Negosiasi Damai Rusia-Ukraina di Turki Buntu, tapi Hasilkan Pertukaran 1.000 Tawanan

7 hours ago 4

Liputan6.com, Istanbul - Lebih dari tiga tahun setelah perang paling mematikan di Eropa sejak 1945 dimulai, sebuah langkah kecil menuju diplomasi akhirnya terjadi pada Jumat (16/5/2025).

Delegasi dari Ukraina dan Rusia duduk bersama untuk pembicaraan tatap muka pertama kalinya sejak Maret 2022 — satu bulan setelah Moskow melancarkan invasi skala penuh ke negara tetangganya. Pertemuan ini berlangsung di sebuah istana era Ottoman di tepi Selat Bosphorus, Istanbul.

Tekanan dan dorongan dari Turki dan Amerika Serikat (AS) membantu menghadirkan pihak-pihak yang sedang berperang tersebut ke meja perundingan.

Tidak ada jabat tangan dan setengah dari delegasi Ukraina mengenakan seragam militer kamuflase — sebuah pengingat bahwa negara mereka sedang diserang.

Menteri Luar Negeri Turki Hakan Fidan selaku tuan rumah mengatakan kepada para delegasi bahwa ada dua jalan ke depan — satu menuju perdamaian dan satu lagi menuju kematian dan kehancuran lebih lanjut. Demikian seperti dilansir BBC.

Pertukaran Tawanan Perang

Pembicaraan berlangsung kurang dari dua jam dan perbedaan tajam segera muncul. Kremlin, menurut seorang pejabat Ukraina, mengajukan tuntutan baru yang tidak dapat diterima. Tuntutan itu termasuk desakan agar Kyiv menarik pasukannya dari sebagian besar wilayahnya sendiri, kata dia, sebagai imbalan atas gencatan senjata.

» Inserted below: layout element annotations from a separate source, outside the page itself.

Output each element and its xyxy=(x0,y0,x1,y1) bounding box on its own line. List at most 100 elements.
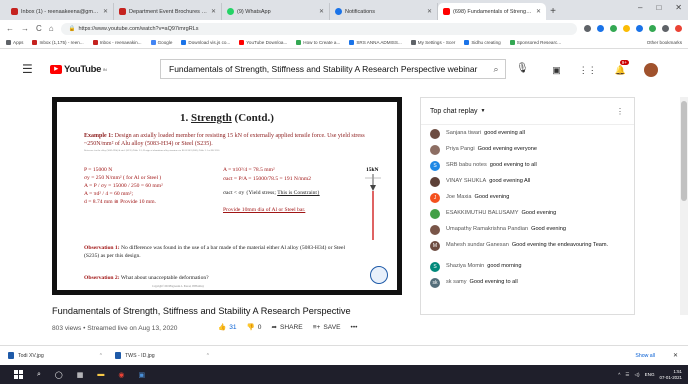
forward-icon[interactable]: → xyxy=(21,24,29,33)
apps-grid-icon[interactable]: ⋮⋮ xyxy=(579,65,597,76)
store-icon[interactable]: ▦ xyxy=(77,371,84,379)
close-downloads-icon[interactable]: ✕ xyxy=(673,352,678,359)
browser-tab-youtube-active[interactable]: (698) Fundamentals of Strength... ✕ xyxy=(438,3,546,20)
download-item[interactable]: Todi XV.jpg ⌃ xyxy=(8,352,103,359)
chat-mode-dropdown[interactable]: Top chat replay xyxy=(430,108,477,115)
close-tab-icon[interactable]: ✕ xyxy=(319,8,324,15)
other-bookmarks-folder[interactable]: Other bookmarks xyxy=(647,40,682,45)
bookmark-item[interactable]: Sidhu creating xyxy=(464,40,501,45)
more-actions-button[interactable]: ••• xyxy=(351,324,358,331)
bookmark-item[interactable]: Inbox (1,175) - reen... xyxy=(32,40,84,45)
chat-author[interactable]: ESAKKIMUTHU BALUSAMY xyxy=(446,210,518,216)
avatar[interactable] xyxy=(644,63,658,77)
chat-avatar[interactable]: sk xyxy=(430,278,440,288)
bookmark-item[interactable]: SRS ANNA ADMISS... xyxy=(349,40,402,45)
share-button[interactable]: ➦ SHARE xyxy=(271,323,302,332)
home-icon[interactable]: ⌂ xyxy=(49,24,54,33)
extension-icon[interactable] xyxy=(636,25,643,32)
reload-icon[interactable]: C xyxy=(36,24,42,33)
bookmark-item[interactable]: How to Create a... xyxy=(296,40,340,45)
new-tab-button[interactable]: + xyxy=(546,3,560,20)
chat-author[interactable]: Joe Maxia xyxy=(446,194,472,200)
bookmark-item[interactable]: Sponsored Researc... xyxy=(509,40,561,45)
chat-avatar[interactable]: M xyxy=(430,241,440,251)
save-button[interactable]: ≡+ SAVE xyxy=(313,324,341,331)
show-all-downloads-link[interactable]: Show all xyxy=(635,353,655,359)
chat-avatar[interactable]: J xyxy=(430,193,440,203)
volume-icon[interactable]: ◁) xyxy=(634,372,639,378)
language-indicator[interactable]: ENG xyxy=(645,372,655,377)
clock[interactable]: 1:51 07-01-2021 xyxy=(660,369,682,379)
file-explorer-icon[interactable]: ▬ xyxy=(97,371,104,378)
extension-icon[interactable] xyxy=(675,25,682,32)
chat-text: good morning xyxy=(487,263,522,269)
chat-avatar[interactable] xyxy=(430,209,440,219)
chat-author[interactable]: sk samy xyxy=(446,279,467,285)
tray-chevron-icon[interactable]: ^ xyxy=(618,372,620,377)
chat-avatar[interactable] xyxy=(430,177,440,187)
chrome-icon[interactable]: ◉ xyxy=(118,371,124,379)
url-field[interactable]: 🔒 https://www.youtube.com/watch?v=aQ97imr… xyxy=(60,22,577,35)
back-icon[interactable]: ← xyxy=(6,24,14,33)
chat-avatar[interactable] xyxy=(430,225,440,235)
bookmark-item[interactable]: Download vis.js co... xyxy=(181,40,230,45)
chevron-down-icon[interactable]: ▼ xyxy=(480,108,485,114)
task-view-icon[interactable]: ◯ xyxy=(55,371,63,379)
notifications-bell-icon[interactable]: 🔔 9+ xyxy=(615,59,629,76)
close-tab-icon[interactable]: ✕ xyxy=(211,8,216,15)
bookmark-item[interactable]: My Settings - Scer xyxy=(410,40,455,45)
page-scrollbar[interactable] xyxy=(680,97,688,315)
chat-author[interactable]: Priya Pangi xyxy=(446,146,475,152)
chat-author[interactable]: Umapathy Ramakrishna Pandian xyxy=(446,226,528,232)
search-icon[interactable]: ⌕ xyxy=(37,371,41,379)
video-player[interactable]: 1. Strength (Contd.) Example 1: Design a… xyxy=(52,97,402,295)
chat-author[interactable]: SRB babu notes xyxy=(446,162,487,168)
windows-start-icon[interactable] xyxy=(14,370,23,379)
search-box[interactable]: Fundamentals of Strength, Stiffness and … xyxy=(160,59,506,79)
menu-icon[interactable]: ☰ xyxy=(22,62,42,76)
like-button[interactable]: 👍 31 xyxy=(218,323,237,332)
extension-icon[interactable] xyxy=(662,25,669,32)
chat-avatar[interactable] xyxy=(430,129,440,139)
browser-tab-gmail[interactable]: Inbox (1) - reenaakeena@gmail.c ✕ xyxy=(6,3,114,20)
browser-tab-brochures[interactable]: Department Event Brochures - Pr ✕ xyxy=(114,3,222,20)
extension-icon[interactable] xyxy=(610,25,617,32)
close-tab-icon[interactable]: ✕ xyxy=(427,8,432,15)
close-tab-icon[interactable]: ✕ xyxy=(103,8,108,15)
browser-tab-notifications[interactable]: Notifications ✕ xyxy=(330,3,438,20)
maximize-icon[interactable]: □ xyxy=(656,3,661,12)
minimize-icon[interactable]: – xyxy=(638,3,642,12)
extension-icon[interactable] xyxy=(623,25,630,32)
chat-author[interactable]: Mahesh sundar Ganesan xyxy=(446,242,509,248)
create-video-icon[interactable]: ▣ xyxy=(552,65,561,76)
dislike-button[interactable]: 👎 0 xyxy=(247,323,262,332)
chat-author[interactable]: Shaziya Momin xyxy=(446,263,484,269)
extension-icon[interactable] xyxy=(649,25,656,32)
chat-avatar[interactable] xyxy=(430,145,440,155)
close-tab-icon[interactable]: ✕ xyxy=(536,8,541,15)
bookmark-favicon-icon xyxy=(410,40,416,45)
scrollbar-thumb[interactable] xyxy=(681,101,687,201)
extension-icon[interactable] xyxy=(584,25,591,32)
chat-more-icon[interactable]: ⋮ xyxy=(616,107,624,116)
bookmark-item[interactable]: YouTube Downloa... xyxy=(239,40,287,45)
chevron-up-icon[interactable]: ⌃ xyxy=(206,353,210,359)
youtube-logo[interactable]: ▶ YouTube IN xyxy=(50,64,107,75)
bookmark-item[interactable]: Google xyxy=(150,40,172,45)
search-input[interactable]: Fundamentals of Strength, Stiffness and … xyxy=(161,64,487,74)
photos-icon[interactable]: ▣ xyxy=(139,371,146,379)
bookmark-item[interactable]: Inbox - reenaeakin... xyxy=(92,40,142,45)
chat-avatar[interactable]: S xyxy=(430,161,440,171)
search-icon[interactable]: ⌕ xyxy=(487,64,505,75)
close-window-icon[interactable]: ✕ xyxy=(675,3,682,12)
network-icon[interactable]: ☰ xyxy=(625,372,629,378)
chat-avatar[interactable]: S xyxy=(430,262,440,272)
browser-tab-whatsapp[interactable]: (9) WhatsApp ✕ xyxy=(222,3,330,20)
download-item[interactable]: TWS - ID.jpg ⌃ xyxy=(115,352,210,359)
chevron-up-icon[interactable]: ⌃ xyxy=(99,353,103,359)
chat-author[interactable]: VINAY SHUKLA xyxy=(446,178,486,184)
bookmark-item[interactable]: Apps xyxy=(6,40,23,45)
microphone-icon[interactable]: 🎙 xyxy=(516,63,529,74)
chat-author[interactable]: Sanjana tiwari xyxy=(446,130,481,136)
extension-icon[interactable] xyxy=(597,25,604,32)
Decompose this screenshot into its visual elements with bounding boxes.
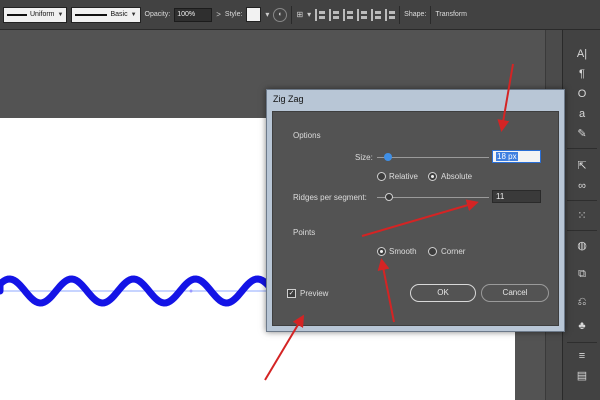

Meskipun tidak ada terobosan dalam isu penting terkait gencatan senjata — seperti yang diperkirakan — ada satu hasil nyata yang diumumkan.

Masing-masing pihak akan mengembalikan 1.000 tawanan perang kepada pihak lain.

Pertukaran itu akan segera dilakukan, sebut Menteri Pertahanan Ukraina Rustem Umerov, yang memimpin delegasi negaranya.

"Kami sudah tahu tanggalnya," ujarnya, "Tapi kami belum akan mengumumkannya."

"Ini adalah akhir yang sangat baik untuk hari yang sangat sulit," kata Wakil Menteri Luar Negeri Ukraina Serhiy Kyslytsya dan "berita yang berpotensi luar biasa bagi 1.000 keluarga Ukraina."

Umerov menambahkan bahwa langkah berikutnya seharusnya adalah pertemuan antara Volodymyr Zelenskyy dan Vladimir Putin.

Menanti Pertemuan Trump dan Putin

Kepala delegasi Rusia yang juga merupakan ajudan presiden Vladimir Medinsky menyatakan bahwa pihaknya merasa puas dengan pembicaraan yang berlangsung dan siap melanjutkan kontak.

Pernyataan Medinsky menunjukkan perubahan nada dibandingkan pada Kamis, ketika Kementerian Luar Negeri Rusia menyebut Zelenskyy "badut dan pecundang".

Namun, di tengah sinyal positif tersebut, muncul kekhawatiran — baik dari pihak Ukraina maupun beberapa sekutunya — bahwa Rusia mungkin menggunakan jalur diplomatik ini hanya untuk membeli waktu, mengalihkan perhatian dari tekanan internasional yang semakin besar untuk segera menyepakati gencatan senjata, dan berupaya menggagalkan putaran ke-18 sanksi dari Uni Eropa.

Uni Eropa sendiri menyatakan bahwa sanksi terbaru itu sedang dalam proses.

Sementara kedua pihak kini telah duduk di meja perundingan, Presiden Donald Trump menyampaikan bahwa satu-satunya pembicaraan yang benar-benar berarti adalah antara dirinya dan Presiden Putin.

Dalam pernyataan yang disampaikan pada Kamis saat berada di tengah penerbangan dengan Air Force One, Trump mengatakan, "Tidak akan ada yang terjadi sampai saya dan Putin bertemu."

Belum diketahui kapan pertemuan tersebut akan berlangsung.

Juru bicara Kremlin Dmitry Peskov menyatakan bahwa pembicaraan tingkat tinggi "tentu saja diperlukan", namun dia menambahkan bahwa mempersiapkan sebuah pertemuan semacam itu akan membutuhkan waktu.

Kapan pun pertemuan itu nantinya terjadi, Zelenskyy diyakini kuat tidak akan diundang.